With regard to the SOS response and the phenomenon of induced mutagenesis, a number of current research efforts have explored the effects of disabling the protein regulators that control expression of the SOS network of genes, including error-prone polymerases. For example, we have recently shown that a recA knockout strain of E. coli is significantly more susceptible to all classes of bactericidal antibiotics, highlighting the contributions of ROS to drug killing [10]. Additionally, in a study by Romesberg and coworkers, it was shown that expression of an uncleavable form of LexA (thus preventing SOS activation) in drug-treated bacteria resulted in decreased survival and markedly lower mutation rates in culture (ciprofloxacin), as well as in a mouse model of infection (ciprofloxacin and rifampicin) [38]. Along these lines, recent work by our lab has demonstrated that bacteriophage engineered to express an uncleavable LexA variant substantially increase survival in an ofloxacin-treated mouse model of systemic infection [40]; moreover, in this same study, it was shown that combinatorial treatment of ofloxacin and engineered bacteriophage can enhance the killing of fluoroquinolone-resistant bacteria by nearly four orders of magnitude compared to ofloxacin alone. Together with efforts aimed at identifying small molecule and short peptide inhibitors of RecA’s ATPase and DNA filament formation abilities [66,67], it is clear that great potential lies in taking advantage of our current knowledge of the SOS response to combat current antibiotic resistance and prevent further development of resistant strains. These efforts may also offer the added benefit of increasing the efficacy of currently prescribed drugs, which would be particularly important given the lack of developmental efforts [1].

With regard to antibiotic-induced ROS formation and its role in bacterial resistance, a number of studies have attempted to resolve the role of ROS and the oxidative stress response in cell killing following drug treatment.

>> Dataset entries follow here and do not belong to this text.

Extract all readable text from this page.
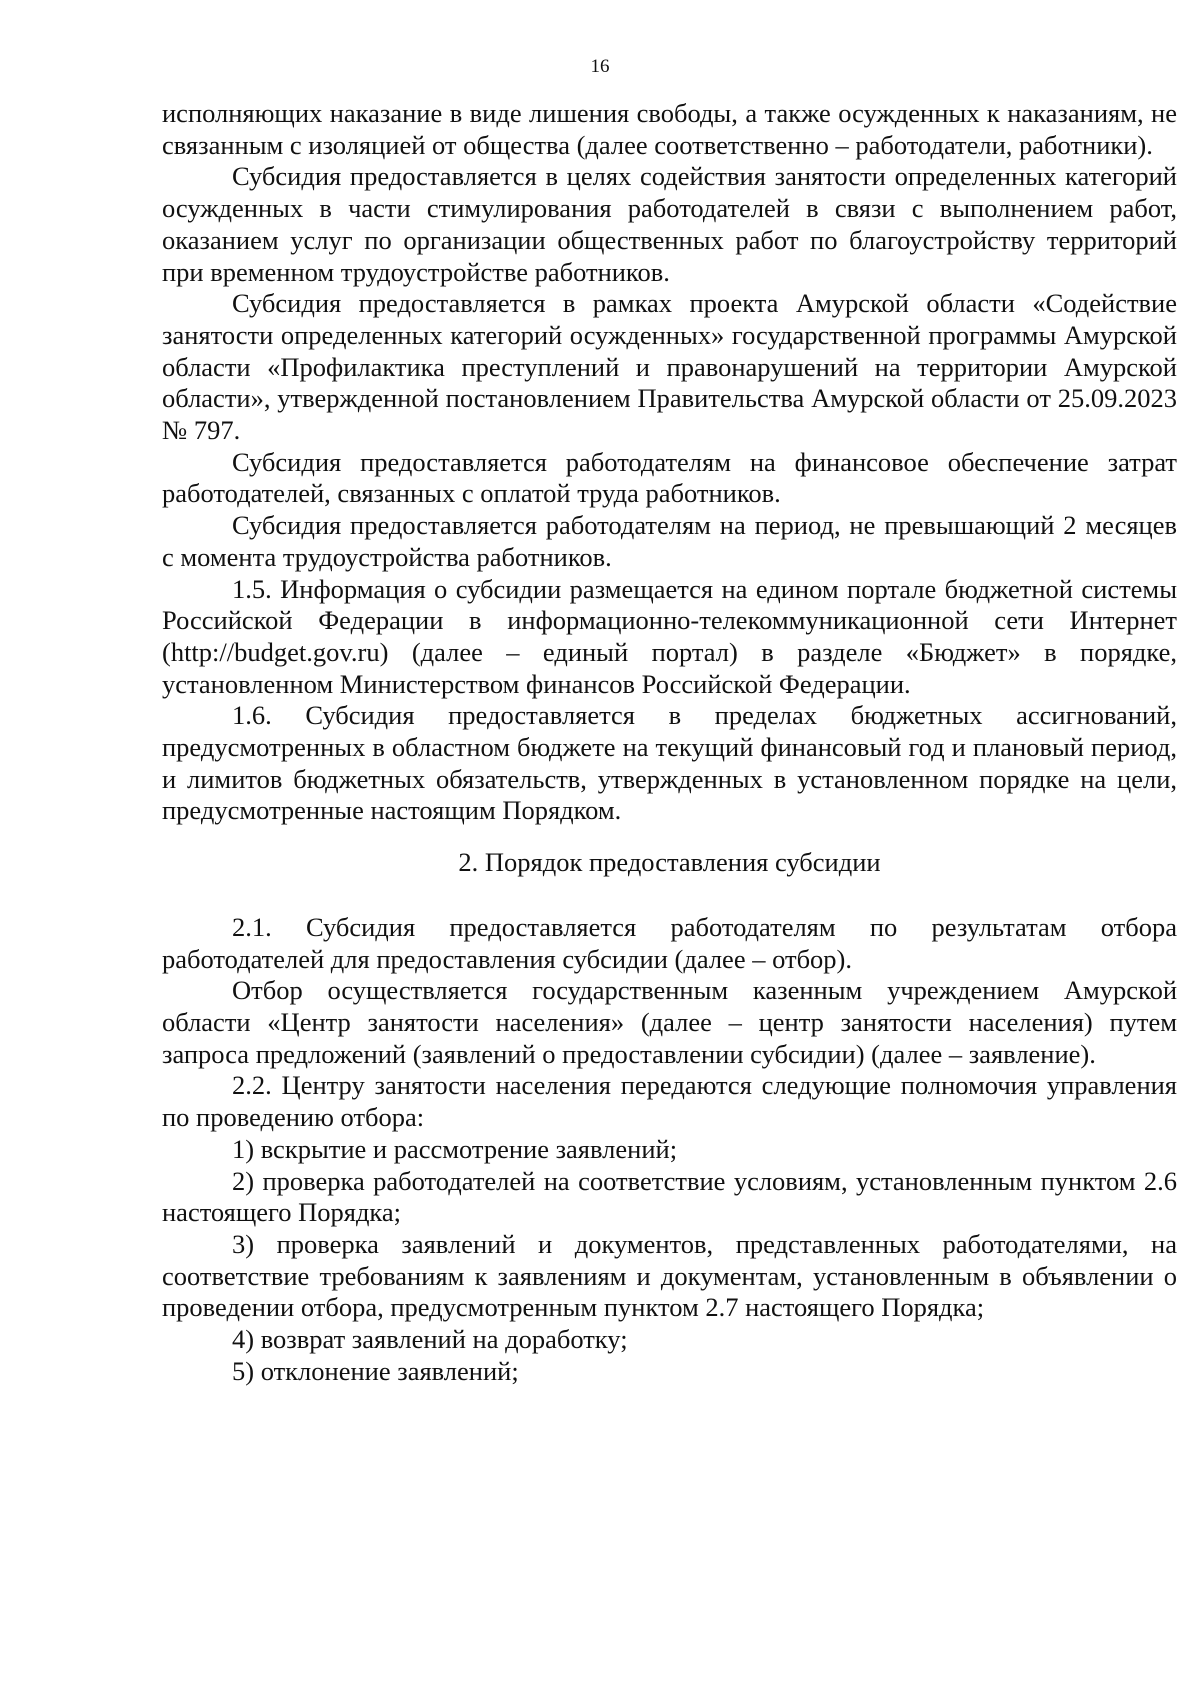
16

исполняющих наказание в виде лишения свободы, а также осужденных к наказаниям, не связанным с изоляцией от общества (далее соответственно – работодатели, работники).

Субсидия предоставляется в целях содействия занятости определенных категорий осужденных в части стимулирования работодателей в связи с выполнением работ, оказанием услуг по организации общественных работ по благоустройству территорий при временном трудоустройстве работников.

Субсидия предоставляется в рамках проекта Амурской области «Содействие занятости определенных категорий осужденных» государственной программы Амурской области «Профилактика преступлений и правонарушений на территории Амурской области», утвержденной постановлением Правительства Амурской области от 25.09.2023 № 797.

Субсидия предоставляется работодателям на финансовое обеспечение затрат работодателей, связанных с оплатой труда работников.

Субсидия предоставляется работодателям на период, не превышающий 2 месяцев с момента трудоустройства работников.

1.5. Информация о субсидии размещается на едином портале бюджетной системы Российской Федерации в информационно-телекоммуникационной сети Интернет (http://budget.gov.ru) (далее – единый портал) в разделе «Бюджет» в порядке, установленном Министерством финансов Российской Федерации.

1.6. Субсидия предоставляется в пределах бюджетных ассигнований, предусмотренных в областном бюджете на текущий финансовый год и плановый период, и лимитов бюджетных обязательств, утвержденных в установленном порядке на цели, предусмотренные настоящим Порядком.

2. Порядок предоставления субсидии

2.1. Субсидия предоставляется работодателям по результатам отбора работодателей для предоставления субсидии (далее – отбор).

Отбор осуществляется государственным казенным учреждением Амурской области «Центр занятости населения» (далее – центр занятости населения) путем запроса предложений (заявлений о предоставлении субсидии) (далее – заявление).

2.2. Центру занятости населения передаются следующие полномочия управления по проведению отбора:

1) вскрытие и рассмотрение заявлений;

2) проверка работодателей на соответствие условиям, установленным пунктом 2.6 настоящего Порядка;

3) проверка заявлений и документов, представленных работодателями, на соответствие требованиям к заявлениям и документам, установленным в объявлении о проведении отбора, предусмотренным пунктом 2.7 настоящего Порядка;

4) возврат заявлений на доработку;

5) отклонение заявлений;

In fact, it is likely that studies such as those by Demple and colleagues, which described several distinct mutations (some never before observed) in multidrug-resistant clinical isolates that increased expression of the O2 response activator, SoxS [68], will become increasingly more common as the role of oxidative stress in antibiotic-mediated cell death becomes clearer. As we determine the steps between antibiotic addition and the metabolic changes that fuel ROS formation for bactericidal drug classes [10,25], it is vital that we compare and contrast these mechanisms with what we know about ROS generation and remediation during steady-state growth or following treatment with redox-cycling drugs

[14,17]. It may then be possible to exploit the oxidative stress response in order to enhance current antibacterial therapies, as was highlighted recently when bacteriophage engineered to overexpress SoxR significantly increased cell killing by ofloxacin [40]. Moreover, this approach may afford for the identification of novel targets within the microbe’s defense systems for the development of inhibitor molecules or new antibiotics.